Draußen ist es nicht sicher. Schlafen auf eigene Gefahr sozusagen.

Ich fahre zum Stadtpark. Dort war ich schon lange nicht mehr. In meiner ersten Zeit draußen habe ich hier öfters übernachtet. Beim ersten Mal habe ich noch von einem Balkon, der leicht erreichbar war, die Decken geklaut und mich damit an dem Hang am See hingelegt. Es war eine harte Nacht, die ich nicht vergessen werde.

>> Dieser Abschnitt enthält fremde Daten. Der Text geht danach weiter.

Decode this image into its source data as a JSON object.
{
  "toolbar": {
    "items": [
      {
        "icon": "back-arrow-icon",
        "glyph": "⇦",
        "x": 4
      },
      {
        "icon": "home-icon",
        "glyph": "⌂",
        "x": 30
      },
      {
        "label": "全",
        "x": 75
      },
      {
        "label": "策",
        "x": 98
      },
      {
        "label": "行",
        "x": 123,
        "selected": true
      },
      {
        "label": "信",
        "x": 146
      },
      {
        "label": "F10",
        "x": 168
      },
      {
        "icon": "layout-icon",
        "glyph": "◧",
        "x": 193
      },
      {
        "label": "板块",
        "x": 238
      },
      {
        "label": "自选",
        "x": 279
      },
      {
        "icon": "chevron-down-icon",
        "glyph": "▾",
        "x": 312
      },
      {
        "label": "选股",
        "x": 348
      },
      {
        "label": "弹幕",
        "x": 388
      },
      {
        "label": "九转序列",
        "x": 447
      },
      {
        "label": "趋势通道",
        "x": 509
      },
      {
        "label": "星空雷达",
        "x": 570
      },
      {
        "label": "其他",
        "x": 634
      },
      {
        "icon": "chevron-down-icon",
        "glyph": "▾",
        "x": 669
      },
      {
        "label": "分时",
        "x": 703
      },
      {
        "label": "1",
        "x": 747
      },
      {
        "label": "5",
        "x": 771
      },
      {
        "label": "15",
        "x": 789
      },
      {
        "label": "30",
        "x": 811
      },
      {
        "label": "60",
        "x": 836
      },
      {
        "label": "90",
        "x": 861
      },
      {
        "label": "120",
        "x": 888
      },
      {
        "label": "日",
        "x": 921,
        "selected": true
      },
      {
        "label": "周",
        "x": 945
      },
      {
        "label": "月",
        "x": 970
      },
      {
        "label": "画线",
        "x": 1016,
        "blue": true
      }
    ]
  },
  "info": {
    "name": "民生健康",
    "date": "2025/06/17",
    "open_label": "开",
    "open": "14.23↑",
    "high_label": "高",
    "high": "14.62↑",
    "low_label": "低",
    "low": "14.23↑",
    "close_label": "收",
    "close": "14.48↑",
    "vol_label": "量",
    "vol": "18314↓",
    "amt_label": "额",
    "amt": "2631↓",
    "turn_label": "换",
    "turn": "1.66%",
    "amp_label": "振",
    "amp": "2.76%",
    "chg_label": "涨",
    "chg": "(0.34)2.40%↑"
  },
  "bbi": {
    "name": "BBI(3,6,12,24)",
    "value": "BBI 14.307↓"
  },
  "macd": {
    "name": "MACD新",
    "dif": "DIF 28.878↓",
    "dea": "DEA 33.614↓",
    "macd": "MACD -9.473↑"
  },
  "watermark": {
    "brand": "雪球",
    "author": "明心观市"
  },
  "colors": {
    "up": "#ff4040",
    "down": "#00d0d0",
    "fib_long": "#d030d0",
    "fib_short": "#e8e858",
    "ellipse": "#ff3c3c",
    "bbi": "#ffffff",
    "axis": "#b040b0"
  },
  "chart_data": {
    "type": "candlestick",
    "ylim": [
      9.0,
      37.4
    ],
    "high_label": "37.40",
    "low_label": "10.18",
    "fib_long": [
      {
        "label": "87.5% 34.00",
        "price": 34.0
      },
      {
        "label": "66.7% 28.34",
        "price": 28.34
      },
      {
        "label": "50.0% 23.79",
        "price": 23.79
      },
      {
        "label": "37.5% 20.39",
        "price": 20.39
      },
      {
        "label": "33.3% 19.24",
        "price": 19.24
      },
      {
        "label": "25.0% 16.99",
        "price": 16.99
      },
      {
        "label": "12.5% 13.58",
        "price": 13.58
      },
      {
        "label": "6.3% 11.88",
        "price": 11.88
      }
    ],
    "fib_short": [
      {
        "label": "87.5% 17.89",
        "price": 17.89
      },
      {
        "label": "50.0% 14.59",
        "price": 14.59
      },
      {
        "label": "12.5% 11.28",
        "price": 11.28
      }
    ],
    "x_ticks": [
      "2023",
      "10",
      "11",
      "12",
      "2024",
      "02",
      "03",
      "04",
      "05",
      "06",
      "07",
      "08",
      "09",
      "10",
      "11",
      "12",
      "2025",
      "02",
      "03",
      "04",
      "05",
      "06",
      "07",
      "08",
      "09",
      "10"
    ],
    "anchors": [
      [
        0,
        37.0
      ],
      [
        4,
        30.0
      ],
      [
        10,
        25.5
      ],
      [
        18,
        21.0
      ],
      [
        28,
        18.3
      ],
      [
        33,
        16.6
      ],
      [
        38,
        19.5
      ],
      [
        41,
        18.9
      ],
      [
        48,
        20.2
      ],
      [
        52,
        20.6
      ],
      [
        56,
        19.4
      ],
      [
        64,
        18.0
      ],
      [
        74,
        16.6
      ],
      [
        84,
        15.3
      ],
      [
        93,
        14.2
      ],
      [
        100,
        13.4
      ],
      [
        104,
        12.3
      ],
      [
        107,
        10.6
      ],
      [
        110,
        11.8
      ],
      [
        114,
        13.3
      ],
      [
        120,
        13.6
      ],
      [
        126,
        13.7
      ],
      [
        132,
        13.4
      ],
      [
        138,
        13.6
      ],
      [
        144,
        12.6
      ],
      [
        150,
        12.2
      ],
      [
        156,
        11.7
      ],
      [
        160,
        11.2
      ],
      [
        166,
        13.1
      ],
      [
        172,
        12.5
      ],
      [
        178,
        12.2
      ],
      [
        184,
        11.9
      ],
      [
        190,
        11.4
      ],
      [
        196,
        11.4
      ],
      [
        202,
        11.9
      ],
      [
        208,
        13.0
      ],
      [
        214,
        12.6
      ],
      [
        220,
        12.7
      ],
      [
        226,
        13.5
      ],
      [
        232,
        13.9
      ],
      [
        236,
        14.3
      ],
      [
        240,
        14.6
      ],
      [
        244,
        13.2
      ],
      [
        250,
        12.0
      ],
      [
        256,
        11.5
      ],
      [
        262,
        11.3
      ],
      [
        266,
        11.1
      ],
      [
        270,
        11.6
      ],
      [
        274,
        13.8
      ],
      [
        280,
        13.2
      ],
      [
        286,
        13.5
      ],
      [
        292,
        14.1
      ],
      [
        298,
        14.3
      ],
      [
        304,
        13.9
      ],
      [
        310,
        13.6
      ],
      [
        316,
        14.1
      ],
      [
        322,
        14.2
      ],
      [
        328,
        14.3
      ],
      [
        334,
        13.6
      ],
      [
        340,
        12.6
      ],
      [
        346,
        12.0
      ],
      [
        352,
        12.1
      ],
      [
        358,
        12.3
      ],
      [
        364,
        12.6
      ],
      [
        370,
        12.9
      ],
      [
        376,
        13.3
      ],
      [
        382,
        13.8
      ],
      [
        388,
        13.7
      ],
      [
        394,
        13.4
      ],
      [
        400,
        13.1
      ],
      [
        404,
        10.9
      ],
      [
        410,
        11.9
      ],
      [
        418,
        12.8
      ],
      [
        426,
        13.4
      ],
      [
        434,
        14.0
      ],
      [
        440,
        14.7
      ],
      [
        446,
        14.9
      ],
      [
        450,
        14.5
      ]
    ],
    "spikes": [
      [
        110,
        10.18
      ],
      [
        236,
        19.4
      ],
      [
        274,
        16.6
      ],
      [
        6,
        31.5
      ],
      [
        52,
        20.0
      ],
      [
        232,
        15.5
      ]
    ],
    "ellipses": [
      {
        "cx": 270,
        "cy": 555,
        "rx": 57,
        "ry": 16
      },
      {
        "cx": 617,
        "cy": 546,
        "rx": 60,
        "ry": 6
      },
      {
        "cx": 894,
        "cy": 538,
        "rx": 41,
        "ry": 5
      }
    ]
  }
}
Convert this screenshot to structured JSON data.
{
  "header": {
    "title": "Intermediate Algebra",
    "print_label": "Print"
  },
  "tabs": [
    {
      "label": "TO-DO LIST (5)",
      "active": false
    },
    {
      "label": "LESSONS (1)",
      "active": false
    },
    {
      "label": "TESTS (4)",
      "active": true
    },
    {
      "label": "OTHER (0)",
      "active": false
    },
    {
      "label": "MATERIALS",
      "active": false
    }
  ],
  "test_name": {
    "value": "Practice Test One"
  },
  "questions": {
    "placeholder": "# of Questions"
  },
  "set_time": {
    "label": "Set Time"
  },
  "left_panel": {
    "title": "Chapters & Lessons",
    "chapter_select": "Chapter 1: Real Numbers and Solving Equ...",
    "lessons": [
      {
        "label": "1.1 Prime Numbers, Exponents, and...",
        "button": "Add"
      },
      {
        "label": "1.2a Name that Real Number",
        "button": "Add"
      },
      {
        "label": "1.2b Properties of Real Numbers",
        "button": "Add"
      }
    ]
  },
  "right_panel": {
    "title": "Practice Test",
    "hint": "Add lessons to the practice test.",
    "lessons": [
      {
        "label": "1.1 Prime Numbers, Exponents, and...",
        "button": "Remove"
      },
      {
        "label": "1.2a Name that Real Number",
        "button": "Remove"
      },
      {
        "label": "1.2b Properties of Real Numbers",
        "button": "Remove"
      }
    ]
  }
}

Auf dem Rückweg fahre ich die Strecke an den schönen Straßen vorbei. Hier ist die Gegend, die man scheinbar „heile Welt“ nennen kann. Aus dem Fenster betrachtet sieht es zumindest von außen so aus.

Ich war jung, als ich auf der Straße war. Ich konnte der Kälte immer entkommen, weil mein Körper stark genug war, um das durchzuhalten.

Bei mir war es der Kopf, der mich kaputt machte, wenn ich in der Nächten auf den Bürgersteigen durch kahle Äste in die beleuchteten Wohnungen geschaut habe. Die Lichter der Lampen strahlen Wärme und Geborgenheit aus. Meine Lichtquelle sind Straßenlaternen gewesen.

In diesen Augenblicken, wenn ich in ein fremdes Zuhause geschaut habe, wurde mir bewusst, wo ich war und das hat immer weh getan. Das war für mich meistens schwerer zu ertragen als die Kälte im Winter.

Am Ende leidet beides bei einem Leben auf der Straße: der Körper und der Geist. Überleben ist kein Leben.

Wie viel ist ein Menschenleben wert? Fakt ist, wir geben Menschen auf und überlassen ihnen sich selbst.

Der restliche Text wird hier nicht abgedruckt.